Sened also stressed that the events in Egypt had “absolutely nothing to do with either Israel or the United States. One thing is certain, lots of things about the region will change.”

Sened noted that some years after the Berlin Wall fell, some of the states that emerged, like Russia and Belarus, have authoritarian regimes. Egypt’s recent revolution has resulted in a huge economic loss due to a drop – now a complete halt – in tourism. He also said that Egypt lacks the institutional structure or tradition of a true democracy – since there is only Mubarak’s party, which has been overthrown. The only truly organized political force now is the Muslim Brotherhood.

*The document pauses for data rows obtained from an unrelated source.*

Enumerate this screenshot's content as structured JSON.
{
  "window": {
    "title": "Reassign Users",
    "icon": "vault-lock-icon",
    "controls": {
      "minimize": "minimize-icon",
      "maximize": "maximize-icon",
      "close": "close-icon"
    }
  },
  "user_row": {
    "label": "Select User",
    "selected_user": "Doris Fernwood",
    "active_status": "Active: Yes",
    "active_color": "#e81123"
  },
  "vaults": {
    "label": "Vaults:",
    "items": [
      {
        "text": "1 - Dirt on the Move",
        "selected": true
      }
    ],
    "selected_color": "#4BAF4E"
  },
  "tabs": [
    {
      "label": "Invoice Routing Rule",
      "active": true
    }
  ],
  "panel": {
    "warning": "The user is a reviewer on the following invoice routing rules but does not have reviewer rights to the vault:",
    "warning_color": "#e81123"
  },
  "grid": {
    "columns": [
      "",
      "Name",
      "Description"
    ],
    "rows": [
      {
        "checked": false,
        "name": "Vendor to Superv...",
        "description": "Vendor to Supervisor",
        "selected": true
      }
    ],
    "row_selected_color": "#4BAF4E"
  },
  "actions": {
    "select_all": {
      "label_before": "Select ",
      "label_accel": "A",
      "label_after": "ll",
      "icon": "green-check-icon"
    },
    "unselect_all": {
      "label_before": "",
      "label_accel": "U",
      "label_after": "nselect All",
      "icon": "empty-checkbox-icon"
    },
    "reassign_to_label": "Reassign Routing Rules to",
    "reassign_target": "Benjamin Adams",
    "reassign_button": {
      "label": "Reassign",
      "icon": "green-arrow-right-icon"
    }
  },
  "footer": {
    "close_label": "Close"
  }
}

“One thing is certain at this point,” Sened said. “A nation of 85 million people cannot be run by Facebook. There is huge poverty in Egypt and right now all it has politically is the military and the Muslim Brotherhood.”

The biggest loser may be the United States, Sened said, as the nation is “clearly caught in a dilemma: Americans are for democracy, but autocratic regimes have served American interests in the region for 30 years.”

Even though Egypt’s military leaders say they will observe the treaty with Israel, Sened said it is up in the air “whether the younger generation of the protesters will have the commitment and ability to sustain the peace treaty and the peace process.”